Mount Merapi is an extremely active stratovolcano on the island of Java in Indonesia. It straddles the border of two cities; Yogyakarta and Solo. Aptly, the name ‘Merapi’ is Javanese for Mountain of Fire. It is estimated to have erupted at least 68 times since 1548 and smoke can be seen rising from the summit almost every day. The volcano stands at an elevation of 2,930 m (~9,613 ft).
Thousands of people live within close proximity of the volcano; there are even villages as high as 1,700 m (~5,577 ft) above sea level on its slopes. In 2004 the volcano and an area of 64 km2 (~25 sq mi) surrounding it was designated national park status. This was a controversial move, challenged in court by The Indonesian Forum for Environment on behalf of local residents.

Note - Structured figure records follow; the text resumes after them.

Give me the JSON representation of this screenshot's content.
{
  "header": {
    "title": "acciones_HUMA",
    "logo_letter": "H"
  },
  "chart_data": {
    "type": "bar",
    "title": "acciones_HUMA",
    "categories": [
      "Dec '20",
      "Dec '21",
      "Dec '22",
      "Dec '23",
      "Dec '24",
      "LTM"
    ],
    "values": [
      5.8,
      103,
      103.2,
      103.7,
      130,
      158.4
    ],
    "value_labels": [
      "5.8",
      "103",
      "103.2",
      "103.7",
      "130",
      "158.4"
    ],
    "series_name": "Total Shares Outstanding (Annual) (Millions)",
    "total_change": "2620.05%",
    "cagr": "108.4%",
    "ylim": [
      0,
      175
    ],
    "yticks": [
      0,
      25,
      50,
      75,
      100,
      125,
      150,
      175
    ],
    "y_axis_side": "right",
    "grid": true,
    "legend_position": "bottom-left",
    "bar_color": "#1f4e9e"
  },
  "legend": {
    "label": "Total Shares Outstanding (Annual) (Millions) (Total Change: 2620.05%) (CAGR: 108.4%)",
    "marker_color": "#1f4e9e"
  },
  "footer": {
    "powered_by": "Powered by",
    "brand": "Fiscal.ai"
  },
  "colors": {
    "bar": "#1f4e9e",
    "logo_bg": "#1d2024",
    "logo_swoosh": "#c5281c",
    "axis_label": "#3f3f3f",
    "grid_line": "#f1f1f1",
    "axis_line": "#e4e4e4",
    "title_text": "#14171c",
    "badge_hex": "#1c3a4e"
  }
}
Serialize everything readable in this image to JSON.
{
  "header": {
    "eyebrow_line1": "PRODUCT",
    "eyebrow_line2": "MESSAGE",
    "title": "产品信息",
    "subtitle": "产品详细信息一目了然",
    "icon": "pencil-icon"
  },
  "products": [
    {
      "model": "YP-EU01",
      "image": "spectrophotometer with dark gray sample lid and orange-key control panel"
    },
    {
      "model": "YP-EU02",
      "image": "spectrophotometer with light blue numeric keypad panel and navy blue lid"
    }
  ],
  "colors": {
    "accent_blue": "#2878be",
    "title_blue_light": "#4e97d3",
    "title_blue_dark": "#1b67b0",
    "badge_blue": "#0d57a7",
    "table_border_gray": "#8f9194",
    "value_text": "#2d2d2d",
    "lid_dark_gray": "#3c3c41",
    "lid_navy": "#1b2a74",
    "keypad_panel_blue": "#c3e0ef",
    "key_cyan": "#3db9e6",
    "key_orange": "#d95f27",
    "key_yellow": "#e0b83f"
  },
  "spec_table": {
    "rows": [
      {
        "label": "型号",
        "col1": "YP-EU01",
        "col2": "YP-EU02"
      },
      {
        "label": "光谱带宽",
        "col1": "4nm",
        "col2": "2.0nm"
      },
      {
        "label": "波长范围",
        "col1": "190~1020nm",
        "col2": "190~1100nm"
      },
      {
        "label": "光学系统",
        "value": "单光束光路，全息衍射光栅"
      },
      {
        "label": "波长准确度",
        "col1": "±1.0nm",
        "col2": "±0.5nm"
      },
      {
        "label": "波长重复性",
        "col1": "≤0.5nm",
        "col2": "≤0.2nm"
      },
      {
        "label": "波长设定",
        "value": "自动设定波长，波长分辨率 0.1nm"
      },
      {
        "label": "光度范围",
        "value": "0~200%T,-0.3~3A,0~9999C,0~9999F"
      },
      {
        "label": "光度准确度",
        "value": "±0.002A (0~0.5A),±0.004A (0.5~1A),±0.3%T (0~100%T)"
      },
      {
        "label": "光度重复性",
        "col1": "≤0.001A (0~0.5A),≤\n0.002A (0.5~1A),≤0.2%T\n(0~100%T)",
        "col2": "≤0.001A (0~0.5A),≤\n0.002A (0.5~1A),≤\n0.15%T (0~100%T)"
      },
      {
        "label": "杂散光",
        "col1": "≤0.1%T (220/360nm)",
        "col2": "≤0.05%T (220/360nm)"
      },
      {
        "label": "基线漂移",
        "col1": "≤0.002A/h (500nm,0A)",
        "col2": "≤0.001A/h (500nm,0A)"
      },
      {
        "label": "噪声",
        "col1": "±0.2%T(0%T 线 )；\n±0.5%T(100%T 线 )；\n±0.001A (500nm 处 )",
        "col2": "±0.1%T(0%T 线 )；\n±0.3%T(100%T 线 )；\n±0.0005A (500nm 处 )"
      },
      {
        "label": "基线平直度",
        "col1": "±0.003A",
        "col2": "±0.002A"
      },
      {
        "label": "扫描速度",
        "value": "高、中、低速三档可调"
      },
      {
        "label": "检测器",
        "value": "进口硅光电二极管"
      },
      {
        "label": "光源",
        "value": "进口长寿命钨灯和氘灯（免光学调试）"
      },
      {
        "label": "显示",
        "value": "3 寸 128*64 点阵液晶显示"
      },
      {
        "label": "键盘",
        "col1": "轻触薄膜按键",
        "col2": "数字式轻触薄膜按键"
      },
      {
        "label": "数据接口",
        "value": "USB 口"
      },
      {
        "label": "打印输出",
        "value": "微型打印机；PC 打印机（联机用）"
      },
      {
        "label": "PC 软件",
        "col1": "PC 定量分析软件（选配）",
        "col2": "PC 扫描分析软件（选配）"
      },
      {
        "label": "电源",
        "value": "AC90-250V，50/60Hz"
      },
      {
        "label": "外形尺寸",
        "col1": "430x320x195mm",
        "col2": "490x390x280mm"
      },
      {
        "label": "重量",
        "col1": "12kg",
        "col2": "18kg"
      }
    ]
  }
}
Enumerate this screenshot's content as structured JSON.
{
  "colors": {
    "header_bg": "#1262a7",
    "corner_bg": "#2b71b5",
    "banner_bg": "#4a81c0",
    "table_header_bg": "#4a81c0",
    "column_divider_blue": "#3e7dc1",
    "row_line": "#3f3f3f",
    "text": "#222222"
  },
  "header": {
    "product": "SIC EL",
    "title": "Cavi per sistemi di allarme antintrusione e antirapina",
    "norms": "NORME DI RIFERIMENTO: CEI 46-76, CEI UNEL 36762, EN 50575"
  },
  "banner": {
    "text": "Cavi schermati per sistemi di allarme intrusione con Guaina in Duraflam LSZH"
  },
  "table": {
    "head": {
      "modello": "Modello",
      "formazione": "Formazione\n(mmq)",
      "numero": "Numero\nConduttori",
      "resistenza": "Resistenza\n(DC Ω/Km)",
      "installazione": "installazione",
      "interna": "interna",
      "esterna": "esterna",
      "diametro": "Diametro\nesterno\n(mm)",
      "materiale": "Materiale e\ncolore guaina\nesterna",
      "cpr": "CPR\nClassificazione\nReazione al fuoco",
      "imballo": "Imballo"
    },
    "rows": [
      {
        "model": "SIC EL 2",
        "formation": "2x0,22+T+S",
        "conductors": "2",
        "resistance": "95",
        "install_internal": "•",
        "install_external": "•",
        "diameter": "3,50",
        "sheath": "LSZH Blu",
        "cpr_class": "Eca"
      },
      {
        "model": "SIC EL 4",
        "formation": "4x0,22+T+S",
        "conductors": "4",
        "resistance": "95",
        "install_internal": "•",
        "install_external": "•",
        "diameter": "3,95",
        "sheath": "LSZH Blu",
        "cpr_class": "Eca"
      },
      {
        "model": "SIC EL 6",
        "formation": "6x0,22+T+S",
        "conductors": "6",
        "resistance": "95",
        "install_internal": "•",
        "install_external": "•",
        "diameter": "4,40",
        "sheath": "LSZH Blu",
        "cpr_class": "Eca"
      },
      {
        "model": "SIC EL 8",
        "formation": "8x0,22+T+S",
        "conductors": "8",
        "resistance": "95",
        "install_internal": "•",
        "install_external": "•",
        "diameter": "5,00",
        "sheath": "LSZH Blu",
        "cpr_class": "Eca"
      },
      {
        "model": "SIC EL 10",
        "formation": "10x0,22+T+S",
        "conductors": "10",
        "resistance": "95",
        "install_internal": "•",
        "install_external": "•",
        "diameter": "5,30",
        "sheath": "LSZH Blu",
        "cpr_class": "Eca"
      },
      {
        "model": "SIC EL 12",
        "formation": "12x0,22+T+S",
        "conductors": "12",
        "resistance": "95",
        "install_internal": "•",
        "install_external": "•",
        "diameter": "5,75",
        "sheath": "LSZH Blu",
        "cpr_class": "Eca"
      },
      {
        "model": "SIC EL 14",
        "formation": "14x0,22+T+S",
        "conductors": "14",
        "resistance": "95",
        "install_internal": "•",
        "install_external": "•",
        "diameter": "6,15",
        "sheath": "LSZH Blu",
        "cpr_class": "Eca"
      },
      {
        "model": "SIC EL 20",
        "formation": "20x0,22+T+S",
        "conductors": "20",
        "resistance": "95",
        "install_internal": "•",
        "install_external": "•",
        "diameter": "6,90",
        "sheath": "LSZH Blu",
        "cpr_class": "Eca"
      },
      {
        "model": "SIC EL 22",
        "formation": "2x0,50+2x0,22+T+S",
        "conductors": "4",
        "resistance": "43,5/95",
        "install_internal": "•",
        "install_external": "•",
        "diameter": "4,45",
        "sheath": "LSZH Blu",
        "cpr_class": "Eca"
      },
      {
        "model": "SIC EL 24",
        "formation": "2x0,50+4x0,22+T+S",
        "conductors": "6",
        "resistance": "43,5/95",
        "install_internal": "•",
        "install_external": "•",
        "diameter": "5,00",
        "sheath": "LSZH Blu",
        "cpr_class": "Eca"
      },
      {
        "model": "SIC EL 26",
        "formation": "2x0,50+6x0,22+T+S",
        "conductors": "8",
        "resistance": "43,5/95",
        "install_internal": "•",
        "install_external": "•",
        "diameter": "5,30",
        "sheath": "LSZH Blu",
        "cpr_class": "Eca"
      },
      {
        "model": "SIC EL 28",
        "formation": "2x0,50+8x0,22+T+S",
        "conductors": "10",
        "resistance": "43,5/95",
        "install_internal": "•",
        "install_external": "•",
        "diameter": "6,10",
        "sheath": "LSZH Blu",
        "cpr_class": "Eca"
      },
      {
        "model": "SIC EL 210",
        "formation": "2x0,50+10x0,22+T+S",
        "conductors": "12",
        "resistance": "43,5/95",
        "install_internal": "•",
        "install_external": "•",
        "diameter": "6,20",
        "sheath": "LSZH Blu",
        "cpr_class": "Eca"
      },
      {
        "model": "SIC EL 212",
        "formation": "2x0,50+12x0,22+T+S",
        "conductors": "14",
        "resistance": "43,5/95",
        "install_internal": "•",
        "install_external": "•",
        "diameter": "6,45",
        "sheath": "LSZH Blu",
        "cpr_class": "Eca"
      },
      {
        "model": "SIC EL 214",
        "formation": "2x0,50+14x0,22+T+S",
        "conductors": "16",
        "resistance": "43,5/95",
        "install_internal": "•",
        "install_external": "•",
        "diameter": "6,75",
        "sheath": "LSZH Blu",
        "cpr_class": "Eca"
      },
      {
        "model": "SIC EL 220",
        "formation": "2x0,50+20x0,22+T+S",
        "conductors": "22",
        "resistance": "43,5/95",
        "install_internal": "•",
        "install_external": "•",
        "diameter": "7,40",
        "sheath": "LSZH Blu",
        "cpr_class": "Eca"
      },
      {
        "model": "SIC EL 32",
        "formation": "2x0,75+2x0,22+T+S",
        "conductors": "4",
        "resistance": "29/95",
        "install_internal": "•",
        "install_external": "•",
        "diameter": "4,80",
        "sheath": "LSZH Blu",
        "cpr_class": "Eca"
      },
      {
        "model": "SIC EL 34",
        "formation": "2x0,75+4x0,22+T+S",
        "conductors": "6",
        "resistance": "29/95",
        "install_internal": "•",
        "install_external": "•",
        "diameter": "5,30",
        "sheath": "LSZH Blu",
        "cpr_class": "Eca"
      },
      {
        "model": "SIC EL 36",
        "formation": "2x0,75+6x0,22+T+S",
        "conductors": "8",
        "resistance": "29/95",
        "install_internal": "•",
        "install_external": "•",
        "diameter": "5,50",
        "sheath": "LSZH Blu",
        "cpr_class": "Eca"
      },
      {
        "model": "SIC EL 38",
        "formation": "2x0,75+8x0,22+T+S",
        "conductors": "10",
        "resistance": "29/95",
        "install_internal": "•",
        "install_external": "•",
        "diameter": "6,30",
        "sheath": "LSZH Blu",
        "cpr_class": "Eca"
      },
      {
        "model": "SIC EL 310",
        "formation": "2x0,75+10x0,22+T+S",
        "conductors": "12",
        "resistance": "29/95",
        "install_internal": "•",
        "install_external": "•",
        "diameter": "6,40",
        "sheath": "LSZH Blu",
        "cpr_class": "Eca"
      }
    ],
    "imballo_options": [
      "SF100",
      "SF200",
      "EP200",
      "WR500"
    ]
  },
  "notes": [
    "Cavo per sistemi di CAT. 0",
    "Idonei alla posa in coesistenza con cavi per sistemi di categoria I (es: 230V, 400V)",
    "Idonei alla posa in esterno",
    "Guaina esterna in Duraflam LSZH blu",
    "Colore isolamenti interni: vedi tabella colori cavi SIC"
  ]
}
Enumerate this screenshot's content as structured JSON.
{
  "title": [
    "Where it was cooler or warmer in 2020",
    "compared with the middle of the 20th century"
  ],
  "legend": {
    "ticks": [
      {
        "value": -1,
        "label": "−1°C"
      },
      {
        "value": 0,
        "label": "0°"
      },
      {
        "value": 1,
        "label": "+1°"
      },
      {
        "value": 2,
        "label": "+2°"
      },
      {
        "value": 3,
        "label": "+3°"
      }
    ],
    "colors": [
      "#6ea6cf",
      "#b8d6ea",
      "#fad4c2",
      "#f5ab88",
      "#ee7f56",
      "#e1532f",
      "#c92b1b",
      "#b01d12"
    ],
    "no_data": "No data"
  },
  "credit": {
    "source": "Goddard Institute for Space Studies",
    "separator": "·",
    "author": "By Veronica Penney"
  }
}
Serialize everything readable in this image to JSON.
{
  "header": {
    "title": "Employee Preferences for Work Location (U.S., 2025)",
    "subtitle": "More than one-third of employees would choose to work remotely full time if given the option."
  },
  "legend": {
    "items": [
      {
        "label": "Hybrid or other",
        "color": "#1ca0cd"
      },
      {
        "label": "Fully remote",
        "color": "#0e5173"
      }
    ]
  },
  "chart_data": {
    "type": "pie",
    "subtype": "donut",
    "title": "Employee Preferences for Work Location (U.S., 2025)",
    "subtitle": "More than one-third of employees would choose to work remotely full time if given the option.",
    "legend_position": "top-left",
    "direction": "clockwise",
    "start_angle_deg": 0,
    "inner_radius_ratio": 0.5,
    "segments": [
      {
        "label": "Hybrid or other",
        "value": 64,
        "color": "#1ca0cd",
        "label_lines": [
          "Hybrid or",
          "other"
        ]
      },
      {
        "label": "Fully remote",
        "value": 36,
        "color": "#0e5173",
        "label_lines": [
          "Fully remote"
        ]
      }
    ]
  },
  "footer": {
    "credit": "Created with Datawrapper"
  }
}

Merapi is a popular tourist attraction; appealing to novices and experienced climbers alike. Those with a good level of fitness will not find the trek too difficult. It can take anywhere between 3 and upwards of 4 hours to reach the top, and the same to descend. Many hikers choose to start the climb in the very early hours, in order to reach the summit for sunrise. The views from the top are spectacular and well worth the effort. A series of trails are also available around the base of the mountain for those who prefer a gentler hike.
Merapi is one of the most active volcanoes in the world – always heed local warnings before attempting to visit and ascend.